El saque en raquetbol es mucho más que una manera de poner la pelota en juego: es una herramienta ofensiva que puede determinar el resultado del intercambio antes de que empiece. Los mejores sacadores del circuito IRT construyen su juego alrededor de saques que ponen al receptor en posición defensiva desde el primer instante, reduciendo las opciones de respuesta y creando las condiciones para el punto ganador.
Entre los saques potentes del raquetbol, el drive serve y el jam serve son los más utilizados en competición porque combinan efectividad con relativa facilidad de ejecución.

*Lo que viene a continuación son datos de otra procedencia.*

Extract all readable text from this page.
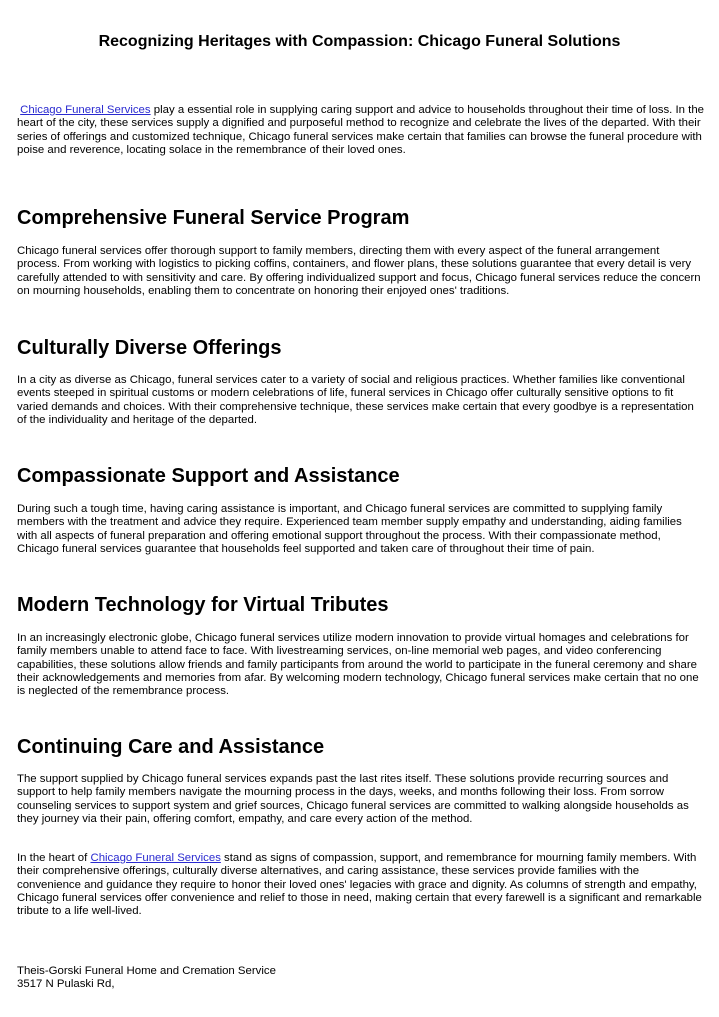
Recognizing Heritages with Compassion: Chicago Funeral Solutions

Chicago Funeral Services play a essential role in supplying caring support and advice to households throughout their time of loss. In the heart of the city, these services supply a dignified and purposeful method to recognize and celebrate the lives of the departed. With their series of offerings and customized technique, Chicago funeral services make certain that families can browse the funeral procedure with poise and reverence, locating solace in the remembrance of their loved ones.

Comprehensive Funeral Service Program

Chicago funeral services offer thorough support to family members, directing them with every aspect of the funeral arrangement process. From working with logistics to picking coffins, containers, and flower plans, these solutions guarantee that every detail is very carefully attended to with sensitivity and care. By offering individualized support and focus, Chicago funeral services reduce the concern on mourning households, enabling them to concentrate on honoring their enjoyed ones' traditions.

Culturally Diverse Offerings

In a city as diverse as Chicago, funeral services cater to a variety of social and religious practices. Whether families like conventional events steeped in spiritual customs or modern celebrations of life, funeral services in Chicago offer culturally sensitive options to fit varied demands and choices. With their comprehensive technique, these services make certain that every goodbye is a representation of the individuality and heritage of the departed.

Compassionate Support and Assistance

During such a tough time, having caring assistance is important, and Chicago funeral services are committed to supplying family members with the treatment and advice they require. Experienced team member supply empathy and understanding, aiding families with all aspects of funeral preparation and offering emotional support throughout the process. With their compassionate method, Chicago funeral services guarantee that households feel supported and taken care of throughout their time of pain.

Modern Technology for Virtual Tributes

In an increasingly electronic globe, Chicago funeral services utilize modern innovation to provide virtual homages and celebrations for family members unable to attend face to face. With livestreaming services, on-line memorial web pages, and video conferencing capabilities, these solutions allow friends and family participants from around the world to participate in the funeral ceremony and share their acknowledgements and memories from afar. By welcoming modern technology, Chicago funeral services make certain that no one is neglected of the remembrance process.

Continuing Care and Assistance

The support supplied by Chicago funeral services expands past the last rites itself. These solutions provide recurring sources and support to help family members navigate the mourning process in the days, weeks, and months following their loss. From sorrow counseling services to support system and grief sources, Chicago funeral services are committed to walking alongside households as they journey via their pain, offering comfort, empathy, and care every action of the method.

In the heart of Chicago Funeral Services stand as signs of compassion, support, and remembrance for mourning family members. With their comprehensive offerings, culturally diverse alternatives, and caring assistance, these services provide families with the convenience and guidance they require to honor their loved ones' legacies with grace and dignity. As columns of strength and empathy, Chicago funeral services offer convenience and relief to those in need, making certain that every farewell is a significant and remarkable tribute to a life well-lived.

Theis-Gorski Funeral Home and Cremation Service
3517 N Pulaski Rd,
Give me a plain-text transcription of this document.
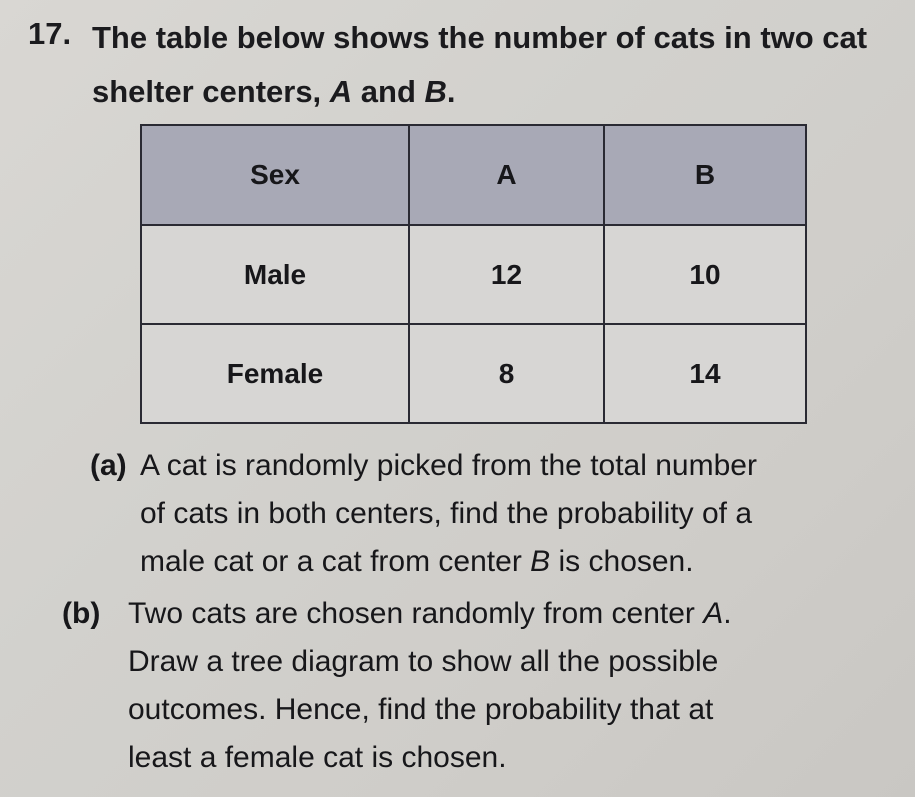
17. The table below shows the number of cats in two cat
shelter centers, A and B.
Sex	A	B
Male	12	10
Female	8	14
(a) A cat is randomly picked from the total number
of cats in both centers, find the probability of a
male cat or a cat from center B is chosen.
(b) Two cats are chosen randomly from center A.
Draw a tree diagram to show all the possible
outcomes. Hence, find the probability that at
least a female cat is chosen.
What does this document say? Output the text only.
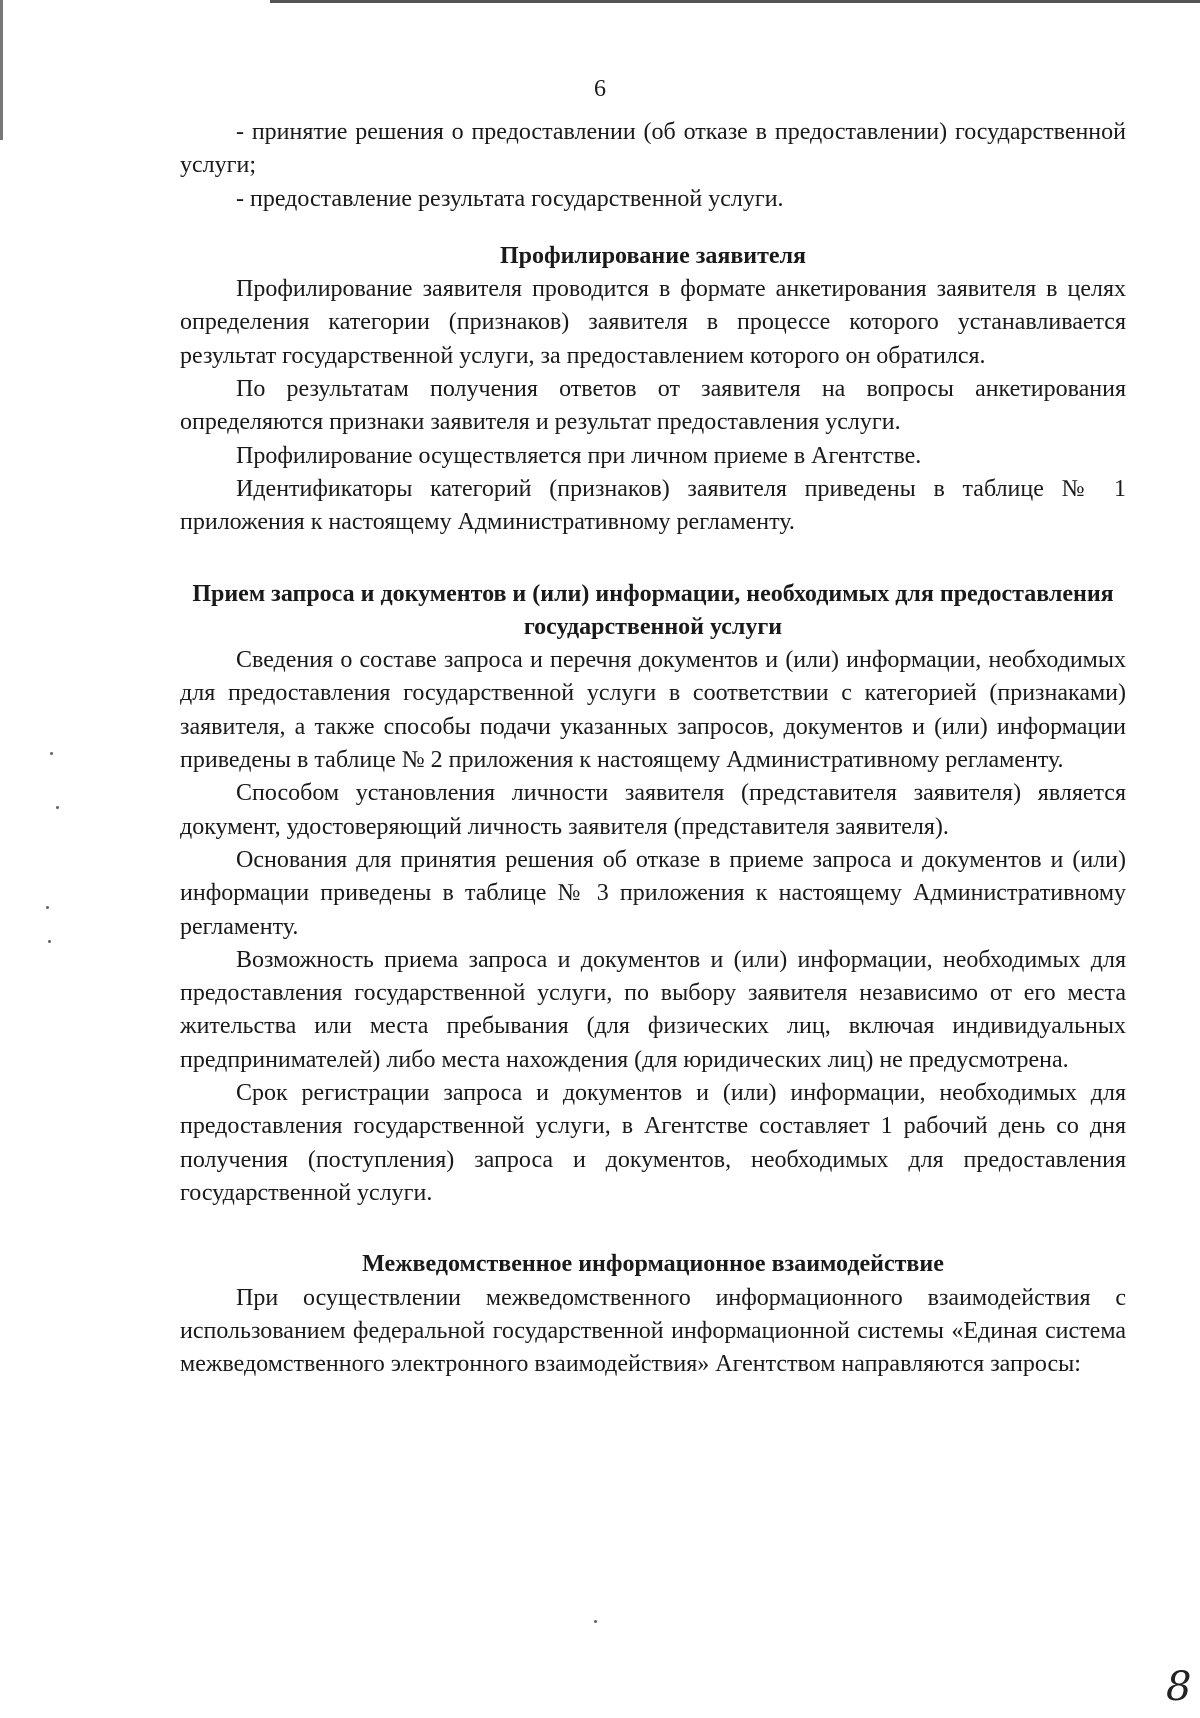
6

- принятие решения о предоставлении (об отказе в предоставлении) государственной услуги;

- предоставление результата государственной услуги.

Профилирование заявителя

Профилирование заявителя проводится в формате анкетирования заявителя в целях определения категории (признаков) заявителя в процессе которого устанавливается результат государственной услуги, за предоставлением которого он обратился.

По результатам получения ответов от заявителя на вопросы анкетирования определяются признаки заявителя и результат предоставления услуги.

Профилирование осуществляется при личном приеме в Агентстве.

Идентификаторы категорий (признаков) заявителя приведены в таблице № 1 приложения к настоящему Административному регламенту.

Прием запроса и документов и (или) информации, необходимых для предоставления государственной услуги

Сведения о составе запроса и перечня документов и (или) информации, необходимых для предоставления государственной услуги в соответствии с категорией (признаками) заявителя, а также способы подачи указанных запросов, документов и (или) информации приведены в таблице № 2 приложения к настоящему Административному регламенту.

Способом установления личности заявителя (представителя заявителя) является документ, удостоверяющий личность заявителя (представителя заявителя).

Основания для принятия решения об отказе в приеме запроса и документов и (или) информации приведены в таблице № 3 приложения к настоящему Административному регламенту.

Возможность приема запроса и документов и (или) информации, необходимых для предоставления государственной услуги, по выбору заявителя независимо от его места жительства или места пребывания (для физических лиц, включая индивидуальных предпринимателей) либо места нахождения (для юридических лиц) не предусмотрена.

Срок регистрации запроса и документов и (или) информации, необходимых для предоставления государственной услуги, в Агентстве составляет 1 рабочий день со дня получения (поступления) запроса и документов, необходимых для предоставления государственной услуги.

Межведомственное информационное взаимодействие

При осуществлении межведомственного информационного взаимодействия с использованием федеральной государственной информационной системы «Единая система межведомственного электронного взаимодействия» Агентством направляются запросы:

8
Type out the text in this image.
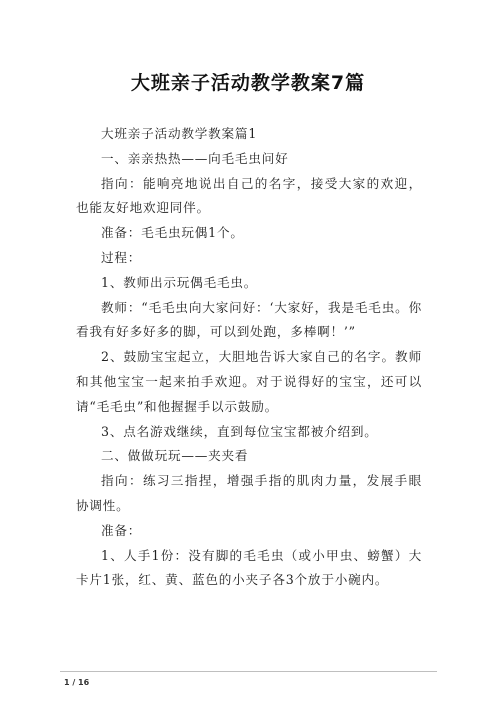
大班亲子活动教学教案7篇

大班亲子活动教学教案篇1

一、亲亲热热——向毛毛虫问好

指向：能响亮地说出自己的名字，接受大家的欢迎，也能友好地欢迎同伴。

准备：毛毛虫玩偶1个。

过程：

1、教师出示玩偶毛毛虫。

教师：“毛毛虫向大家问好：‘大家好，我是毛毛虫。你看我有好多好多的脚，可以到处跑，多棒啊！’”

2、鼓励宝宝起立，大胆地告诉大家自己的名字。教师和其他宝宝一起来拍手欢迎。对于说得好的宝宝，还可以请“毛毛虫”和他握握手以示鼓励。

3、点名游戏继续，直到每位宝宝都被介绍到。

二、做做玩玩——夹夹看

指向：练习三指捏，增强手指的肌肉力量，发展手眼协调性。

准备：

1、人手1份：没有脚的毛毛虫（或小甲虫、螃蟹）大卡片1张，红、黄、蓝色的小夹子各3个放于小碗内。

1 / 16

Ambos requieren potencia pero de formas diferentes: el drive serve busca la esquina, el jam serve busca el cuerpo.
El drive serve: técnica detallada
Para ejecutar un drive serve eficaz, el jugador debe comenzar posicionándose en uno de los laterales de la service zone, lejos de la pared lateral hacia la que quiere enviar la pelota. Esta posición crea el ángulo necesario para que la pelota salga de la frontal hacia la pared lateral del fondo.
El bote de la pelota antes del golpe (el «drop») debe ser controlado: no demasiado alto (o la pelota quedará en un punto de impacto poco óptimo) ni demasiado bajo (o el swing no tendrá suficiente espacio para desarrollarse). El punto de impacto ideal es entre la rodilla y la cadera, con la pelota ligeramente adelantada respecto al pie de ataque.
El swing es similar al forehand drive pero con el objetivo de golpear la pelota hacia la pared frontal en un punto más bajo de lo habitual. La rotación de caderas y hombros debe ser máxima para generar toda la potencia disponible. El seguimiento completo es esencial: cortar el swing antes de su conclusión reduce tanto la potencia como la precisión.
El jam serve: la incomodidad táctica
El jam serve es conceptualmente diferente al drive serve: no busca el rincón sino el cuerpo del receptor. La pelota se dirige hacia la cadera del lado de la raqueta del receptor, idealmente a una altura que dificulte el swing normal. Este saque es particularmente efectivo contra receptores que están bien posicionados para el drive serve pero que tienen dificultades cuando la pelota llega directa al cuerpo.
La mecánica del jam serve es similar al drive serve pero el punto de impacto en la pared frontal es más central y la trayectoria resultante más directa hacia el receptor. La clave del jam serve es la precisión: si la pelota llega demasiado alta o demasiado lateral, el receptor puede golpearla con normalidad. Solo cuando llega exactamente a la cadera o la parte alta de la pierna resulta verdaderamente incómodo.